I am not a member of the CPS. I’m not a lawyer. I am though - like most people I’m sure - all too aware that making a false declaration (ie lying) on eg a tax return, a bank loan application, a passport, the official census, or about our voting eligibility is illegal and can result in prosecution. If I were to make a false declaration and get caught I’d expect to get charged. If I were caught making that false declaration in a fully-audited, high profile, well-scrutinised election…? Well, a ‘yeah, you got me officer’ moment if ever there was one…
Seed, however, has always maintained that he was given poor advice by his local Conservative Party when he ran for PCC, saying he was assured that a historic driving offence wouldn’t rule him out. Is that a valid excuse when you’re running for the role of Police and Crime Commissioner? He couldn’t have checked properly, just to be 100% certain? I would have done. Whatever his (in my opinion pisspoor and fundamentally weak) excuses though, there is no doubt that he signed the papers and stood in the elections. How much evidence does the CPS need?
More, seems to be the answer.
I can’t possibly second-guess why the CPS - after such careful consideration back in September remember - should now decide - weeks before the court appearance- that there is ‘insufficient evidence’, but it doesn’t sit well. I doubt whether anyone would be daft enough to accuse the CPS of blatant bias [EDIT: a waffly generalisation of the type I normally am careful to avoid and for which I’ve been rightly called out for - see the comments below], but anyone of a certain age might well be tempted to ask in a Mrs Merton styled question, “Well, CPS, just what was it about the well-connected, fox hunting Tory councillor Jonathan Seed that made you think you had insufficient evidence to convict…?”
Hmm…
I recently sat through a farcical and undemocratic take-down by Conservative politicians of two online petitions to curb fox hunting. The scandal of collusion between Dorset MP Chris Loder and his PCC in suppressing an investigation into a young White-tailed Eagle killed on a local shooting estate uncovered by Raptor Persecution UK this week will strike many as typical rather than unusual. This government is provably corrupt in the way it looks after its own. Whether or not the CPS was influenced by the government’s casual approach to the law none of us can truly know at this stage, but the decision doesn’t help counter a persistent narrative of ‘one rule for some’ etc.

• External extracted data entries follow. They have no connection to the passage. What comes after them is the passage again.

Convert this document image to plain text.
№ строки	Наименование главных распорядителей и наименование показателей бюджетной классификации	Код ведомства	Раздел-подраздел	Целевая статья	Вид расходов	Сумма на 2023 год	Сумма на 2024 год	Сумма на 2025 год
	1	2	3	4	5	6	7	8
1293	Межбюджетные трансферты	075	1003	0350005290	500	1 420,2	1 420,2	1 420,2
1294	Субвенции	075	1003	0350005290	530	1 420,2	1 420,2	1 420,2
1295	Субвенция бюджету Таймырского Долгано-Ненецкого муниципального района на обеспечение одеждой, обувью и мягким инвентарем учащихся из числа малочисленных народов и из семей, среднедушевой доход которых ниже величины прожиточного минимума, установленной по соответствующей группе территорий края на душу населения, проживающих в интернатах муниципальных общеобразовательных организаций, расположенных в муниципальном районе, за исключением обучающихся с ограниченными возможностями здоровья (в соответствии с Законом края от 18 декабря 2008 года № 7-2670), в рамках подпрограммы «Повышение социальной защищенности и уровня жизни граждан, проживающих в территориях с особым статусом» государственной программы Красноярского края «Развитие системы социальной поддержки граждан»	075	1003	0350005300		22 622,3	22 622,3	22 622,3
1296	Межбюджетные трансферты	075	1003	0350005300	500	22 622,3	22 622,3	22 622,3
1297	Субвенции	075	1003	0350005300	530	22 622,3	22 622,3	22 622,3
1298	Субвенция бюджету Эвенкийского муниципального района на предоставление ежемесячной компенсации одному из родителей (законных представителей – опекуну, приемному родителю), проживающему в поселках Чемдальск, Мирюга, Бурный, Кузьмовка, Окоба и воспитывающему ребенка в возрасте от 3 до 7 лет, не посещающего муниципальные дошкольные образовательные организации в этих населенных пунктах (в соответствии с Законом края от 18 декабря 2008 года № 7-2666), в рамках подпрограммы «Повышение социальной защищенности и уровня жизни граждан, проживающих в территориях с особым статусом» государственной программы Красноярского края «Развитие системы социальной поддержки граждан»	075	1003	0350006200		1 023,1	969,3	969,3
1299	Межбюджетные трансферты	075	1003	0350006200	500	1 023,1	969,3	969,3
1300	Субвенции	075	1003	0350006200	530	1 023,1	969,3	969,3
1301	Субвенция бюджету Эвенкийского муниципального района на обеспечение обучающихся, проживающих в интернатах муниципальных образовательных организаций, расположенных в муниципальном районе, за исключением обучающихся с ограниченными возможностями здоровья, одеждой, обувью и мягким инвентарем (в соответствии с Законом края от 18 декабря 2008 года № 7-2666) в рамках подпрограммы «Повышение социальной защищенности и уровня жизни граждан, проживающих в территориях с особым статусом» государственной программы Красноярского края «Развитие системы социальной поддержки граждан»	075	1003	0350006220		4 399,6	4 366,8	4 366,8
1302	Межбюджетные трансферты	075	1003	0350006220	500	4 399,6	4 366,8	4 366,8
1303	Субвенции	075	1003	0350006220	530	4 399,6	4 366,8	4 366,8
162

You know, had the CPS thrown its hands up with a cry of, ‘Look, **** it, what chance that an establishment figure with influential support and a lawyer prepared to argue that his/her client might be a bit of a dick but hasn’t really done any harm, would be convicted?”, instead of claiming ‘insufficient evidence’ I might have had some weary sympathy. After all, the entire country is run by a serial liar and a band of second-raters who have made ‘getting away with it’ the norm. But where would that leave us? We can’t simply roll over as if being lied to and cheated by government is somehow acceptable just because that’s been the pattern for so long, We and our precious wildlife deserve far better.
And I think they and we will get it. The environment of cronyism, collusion, and cover-ups maintained by the current government won’t last much longer. Johnson and his cabinet of liars have been fatally holed by Partygate and - fearful of what now looks like an inevitable election defeat for many of them - by a sizeable minority of his own MPs.
Right now, Seed may well be 'pleased and relieved' that the charges were dropped, but he should understand that it will just make many of us work all the harder to make sure he and his ilk don’t get to treat the country or the public like bloody idiots again for a long, long time.